Seja como for, é certo que o tipo de embarcação a que os bizantinos chamavam δρόμων sofreu várias modificações e adaptações ao longo dos séculos. Remeto o leitor interessado para a monumental obra Mare Nostrum. Les infrastructures, le dispositif et l’histoire de la marine militaire sous l´empire romain, da autoria de Michel Reddé, arqueólogo e historiador, diretor pedagógico da École Pratique des Hautes Études (EPHE). Nesta obra de vasta erudição, publicada em 1986 e disponível em linha, o autor supedita profusos pormenores históricos e técnicos sobre a referida embarcação, incluindo várias citações latinas referentes à mesma.

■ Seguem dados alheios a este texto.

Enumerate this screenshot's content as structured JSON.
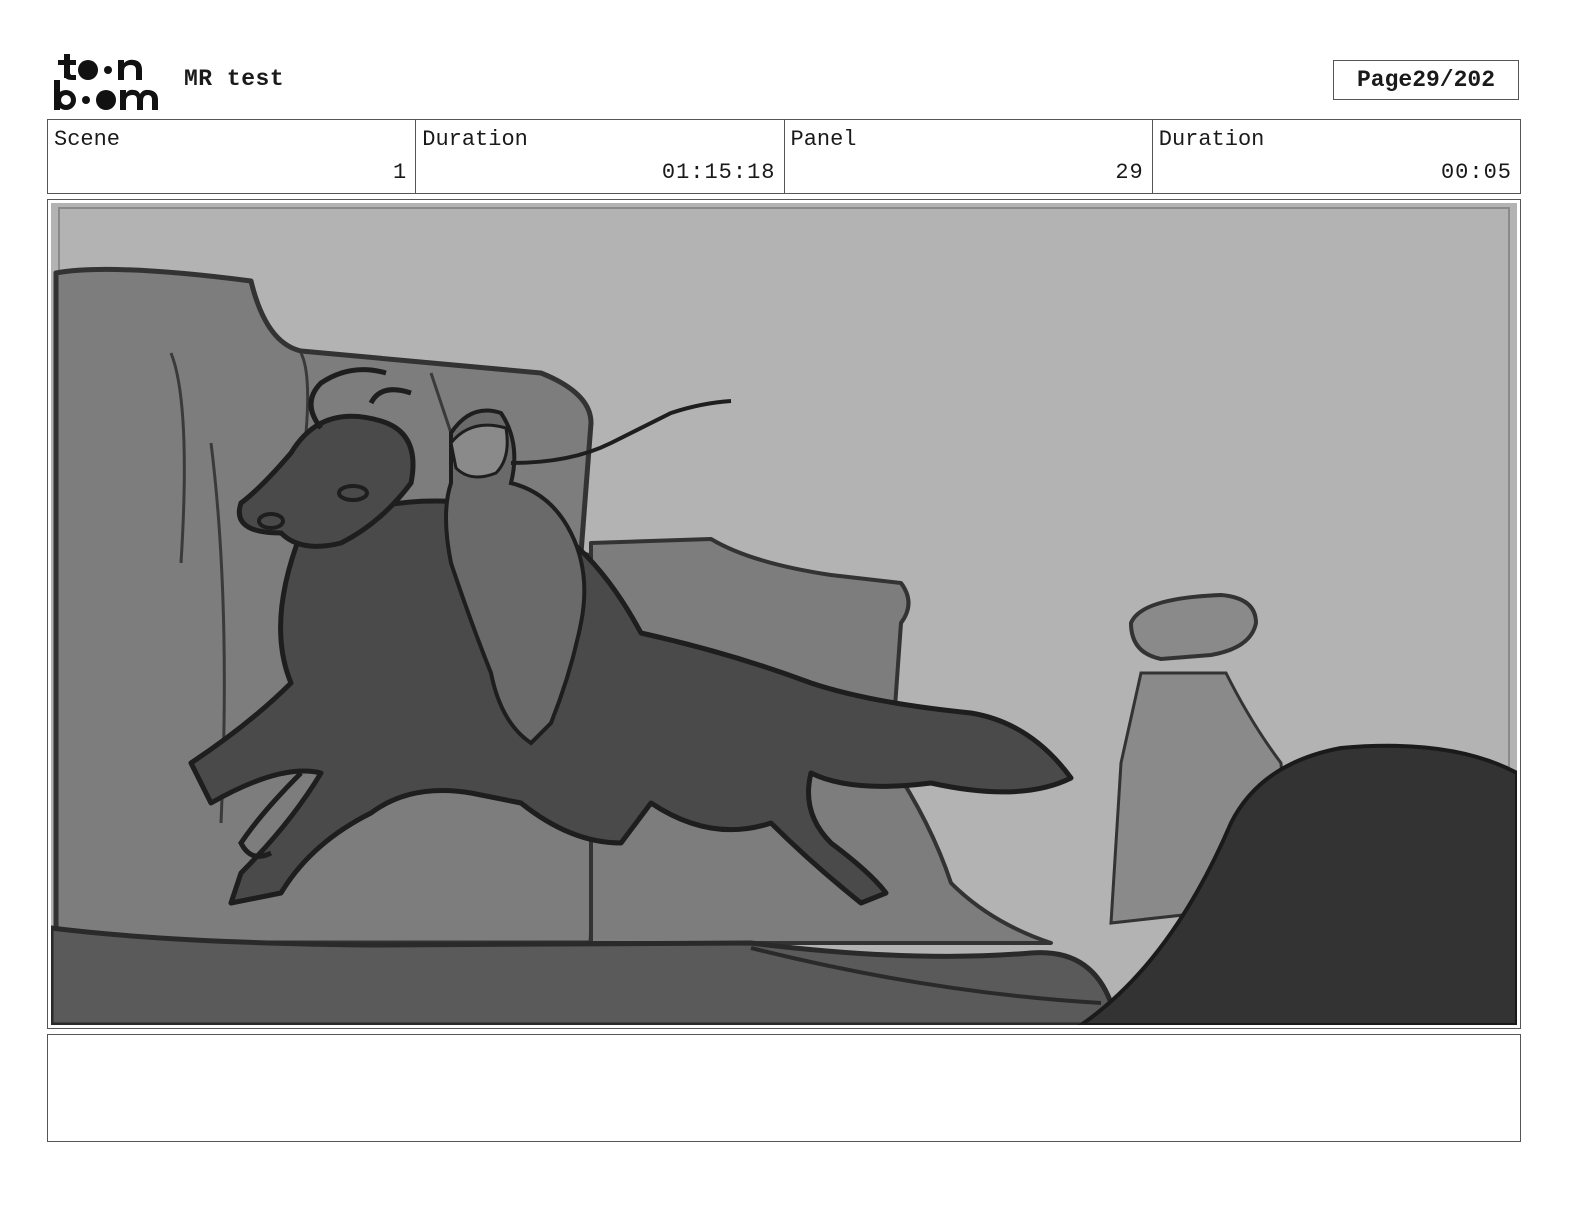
{
  "header": {
    "logo_name": "toonboom-logo",
    "project_title": "MR test",
    "page_label": "Page",
    "page_value": "29/202"
  },
  "info": {
    "scene_label": "Scene",
    "scene_value": "1",
    "scene_duration_label": "Duration",
    "scene_duration_value": "01:15:18",
    "panel_label": "Panel",
    "panel_value": "29",
    "panel_duration_label": "Duration",
    "panel_duration_value": "00:05"
  },
  "panel": {
    "image_description_icon": "storyboard-sketch",
    "colors": {
      "sky": "#b3b3b3",
      "cliffs": "#7d7d7d",
      "horse": "#4a4a4a",
      "ground": "#5a5a5a",
      "foreground_rock": "#333333"
    }
  },
  "notes": {
    "text": ""
  }
}
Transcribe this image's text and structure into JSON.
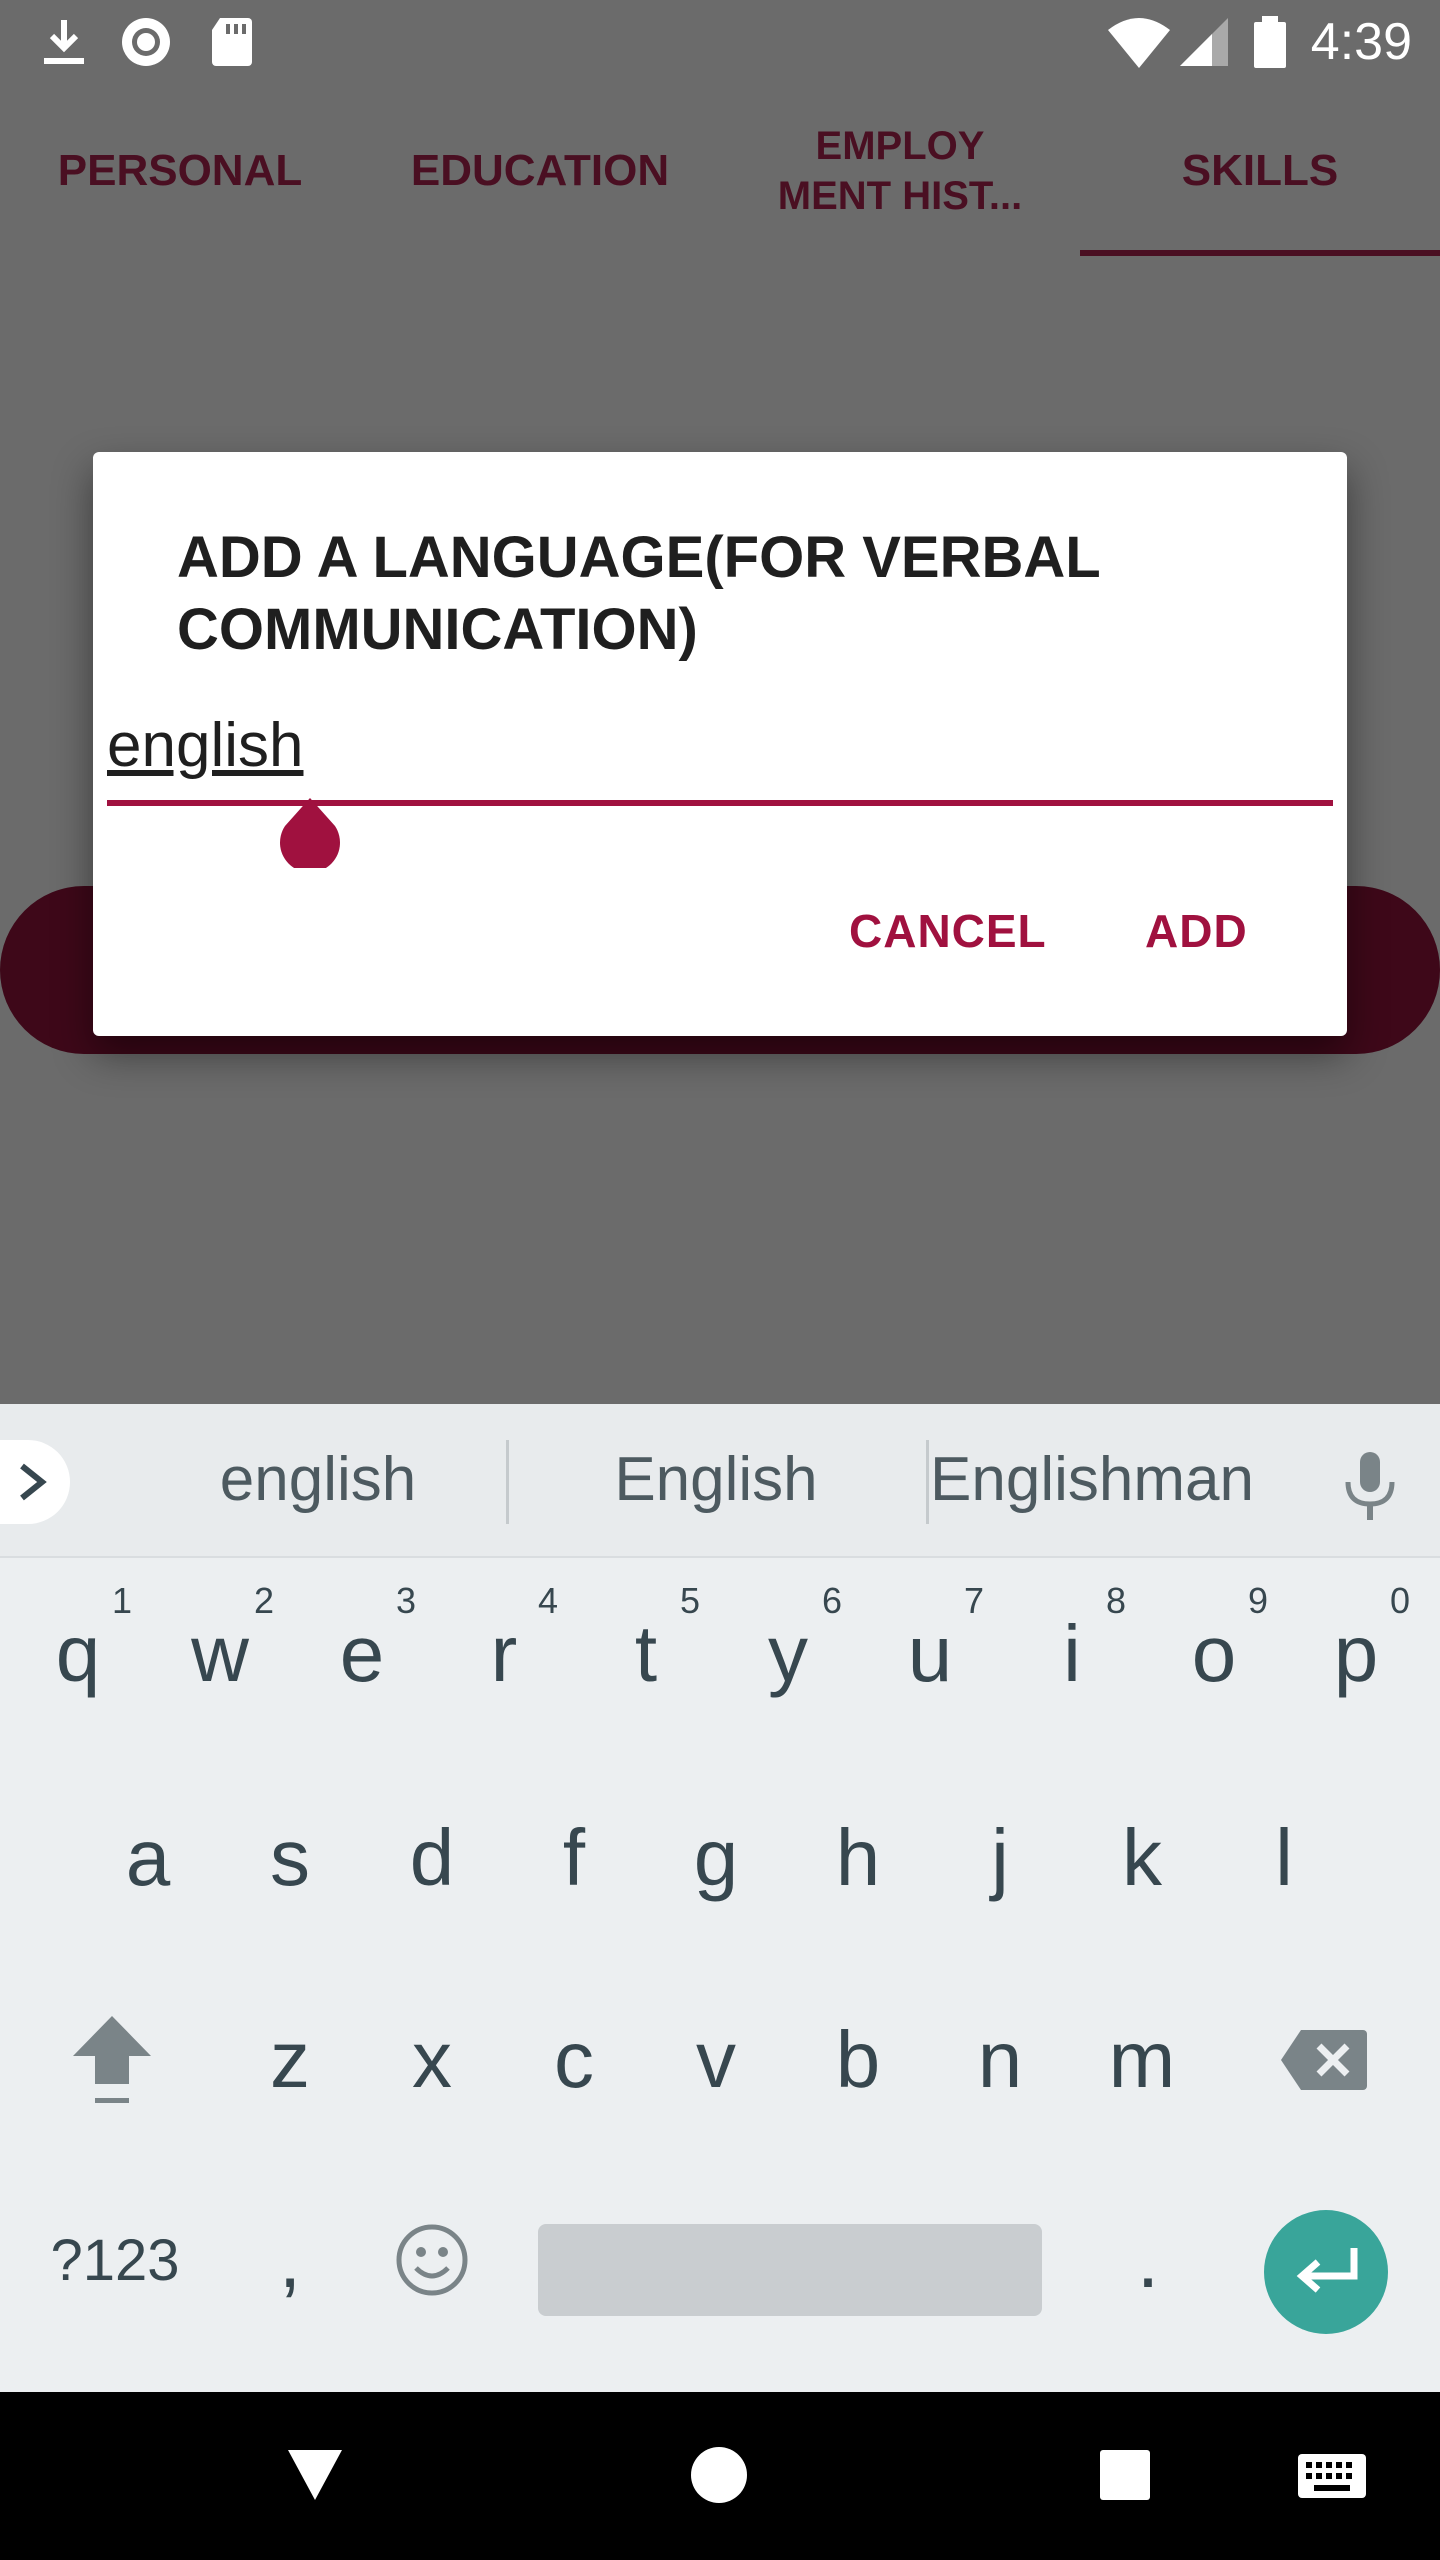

Quanto ao aportuguesamento deste vocábulo, creio não poder dar uma resposta taxativa. Julgo não fazer qualquer sentido ressuscitar o termo medieval, até porque, em princípio, não se trata do mesmo tipo de embarcação. A forma “dromão”, derivada do acusativo latino, justificar‑se‑ia em termos teóricos, mas na prática não me parece aconselhável. Como alternativa, restar‑nos‑ia derivar o nosso vocábulo do nominativo latino, o que, embora pouco frequente, tem alguns precedentes no nosso idioma (deus, Cícero, cólon, Nero, entre outros). Do nominativo dromo derivar‑se‑ia então “dromo”, como, aliás, sugere o consulente. Esta forma, porém, aparece registada nos dicionários com outra aceção, pelo que talvez fosse preferível derivar o vocábulo diretamente do grego e grafar “drómon”, à semelhança de árgon e xénon. Ao que parece, esta forma, embora os dicionários normalmente não a registem, também se usava como nominativo latino, a fazer fé no colossal Lexicon totius latinitatis, da autoria do filólogo italiano Egidio Forcellini (1688-1768), em cujo segundo volume, no respetivo verbete, se pode ler o seguinte (p. 200): legitur et dromon in recto casu («também se usa a forma dromon no nominativo»). Sendo assim, a forma “drómon” justificar‑se‑ia duplamente (diretamente do grego ou por via do latim), pelo que, de todas as apontadas, é a que merece a minha preferência. No entanto, importa não esquecer que deverá grafar‑se com o respetivo acento agudo, de acordo com as regras de acentuação em vigor.
No que toca à segunda galé, que os bizantinos denominavam χελάνδιον (chelándion), era conhecida em latim medieval por chelandium. Este vocábulo não figura no já referido Lexicon totius latinitatis, mas está abonado no Glossarium mediæ et infimæ latinitatis, do filólogo francês Charles du Fresne (1610-1688), mais conhecido por Du Cange. No segundo volume desta obra (p. 301), figuram também as variantes chelandrium, chelindrus, salandra e salandria, menos conhecidas. Neste caso, o aportuguesamento não oferece quaisquer dúvidas e deverá ser quelândio, como aponta, e bem, o nosso consulente.